Le malaise socioculturel peut se définir à la fois comme le malaise issu de certaines pratiques peu courantes de la tradition coutumière et comme le résultat du malaise politique sur la vie socioéconomique des populations victimes de la tyrannie. Il se traduit essentiellement par la violence. Le malaise psychologique est celui qui sourd de l'intérieur de l'être et qui déteint sur sa vie et celles de ceux qui l'entourent dans le présent et dans le futur. A cela, nous ajouterons, dans cette partie, la religion et certaines déviations sexuelles qui ont une influence considérable sur le malaise psychologique.

A- La violence socioculturelle.

Elle est matérialisée dans La folie et la mort par le tatouage des lèvres et le sacrifice humain et, dans De l'autre côté du regard par la sorcellerie.

1- Le tatouage des lèvres.

Le tatouage des lèvres est une pratique socioculturelle qui a cours dans plusieurs sociétés dans le monde entier. Mais ce qui fait la différence d'une région à l'autre, c'est la technique de tatouage. S'il suffit d'une simple poudre dans certaines zones, il faut une botte d'aiguilles dans d'autres. Et c'est cette dernière méthode qui est utilisée dans La folie et la mort. Et c'est parce qu'elle est très douloureuse que, d'ordinaire, celle qui veut se faire tatouer n'y va pas seule. Elle se fait accompagner par des membres de sa famille qui devront l'encourager durant toute l'opération. Réussi, le tatouage des lèvres donne un nouvel aspect au visage de celle qui l'a subi. Il rend la femme plus belle en noircissant ses lèvres. Le tatouage des lèvres a donc une fonction d'abord esthétique dans la société. Il peut également, puisqu'il modifie l'aspect du visage, être utilisé comme moyen de déguisement. Et c'est pour cela que Mom Dioum décide d'y aller seule. Elle dit d'ailleurs qu'elle va « se tuer pour renaître ». Mais, c'était compter sans l'intensité de la douleur, le tatouage se faisant sans aucune notion d'anesthésie. Outre les artifices de la Tatoueuse et de ses acolytes qui rendent le moment solennel, Mom Dioum se rend compte de la complexité de sa situation dès que la première botte d'aiguilles s'enfonce dans sa lèvre. Le narrateur précise: 

« Mom Dioum avait tressailli et frissonné de tout son corps. La douleur ressentie l'avait traversée, comme une décharge électrique. Les jambes tendues devant elle, les yeux recouverts d'un bandeau de tissu noir, le reste du corps recouvert de son pagne tissé, elle avait raidi tous ses membres aux premières attaques de la première botte d'aiguilles sur ses lèvres charnues »69(*).

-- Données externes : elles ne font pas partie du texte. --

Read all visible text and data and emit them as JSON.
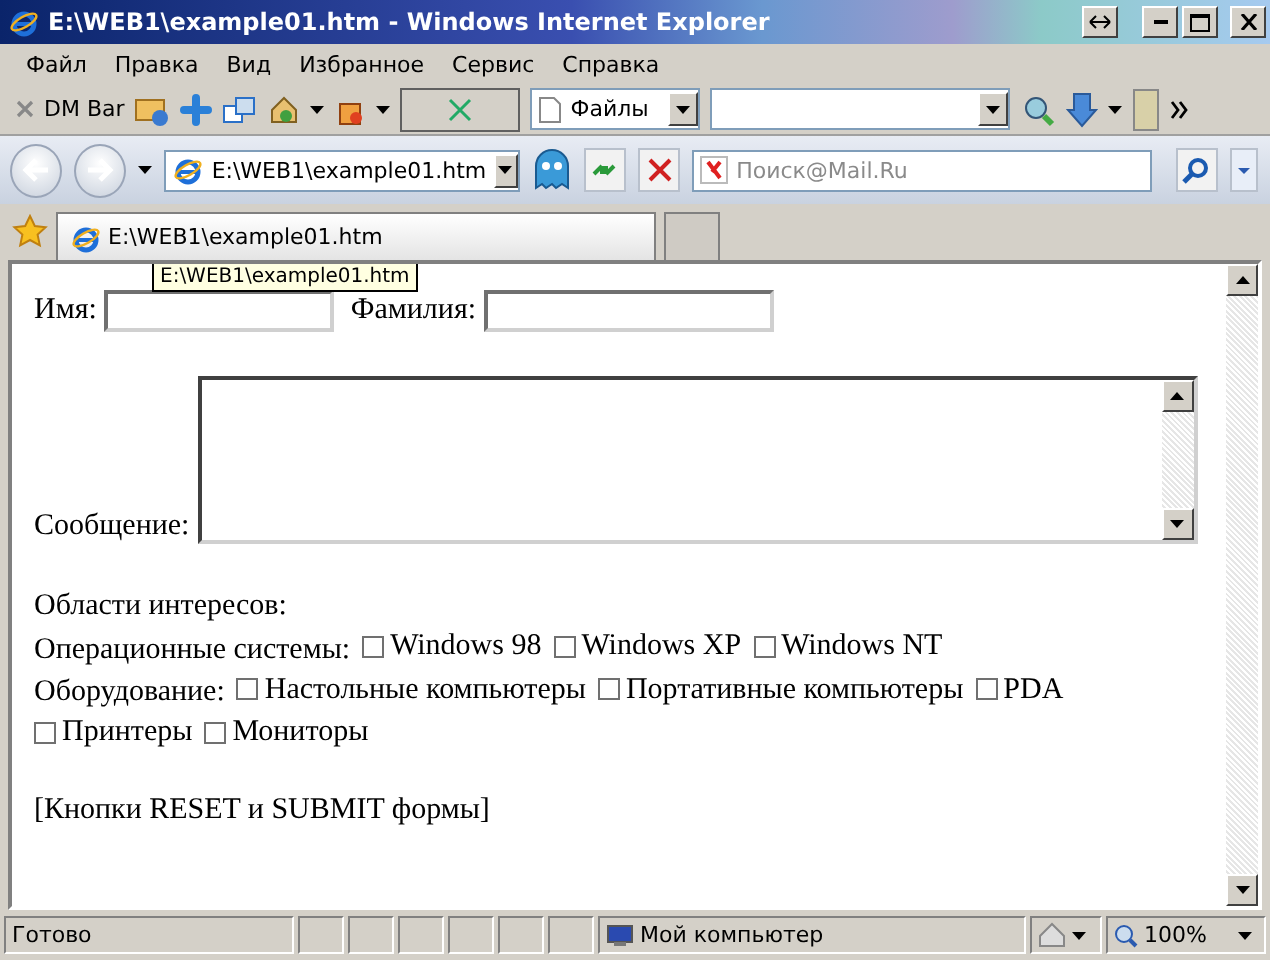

Le tatouage des lèvres, pratiqué à vif, génère une grande douleur. C'est pourquoi, au-delà de sa fonction esthétique, elle remplit également une fonction initiatique. Les femmes qui en sortent sont aguerries contre la douleur. Elles ont ressenti une douleur si extrême qu'aucune autre douleur ne pourra plus jamais les surprendre. Mais pour en arriver là, il faut subir le tatouage jusqu'au bout. Or, la douleur qu'on y ressent est presque insupportable, au point où Mom Dioum, sous les coups de boutoir des aiguilles commence à s'interroger sur la pertinence de cette pratique. Elle rumine dans sa tête :

« D'où venait cette pratique barbare devenue une pratique socioculturelle traditionnelle, essentielle chez les peuples depuis si longtemps ? Personne n'avait réalisé que c'était une horrible pratique, que c'était plus horrible que tout ce qui se faisait jusqu'alors ? »70(*).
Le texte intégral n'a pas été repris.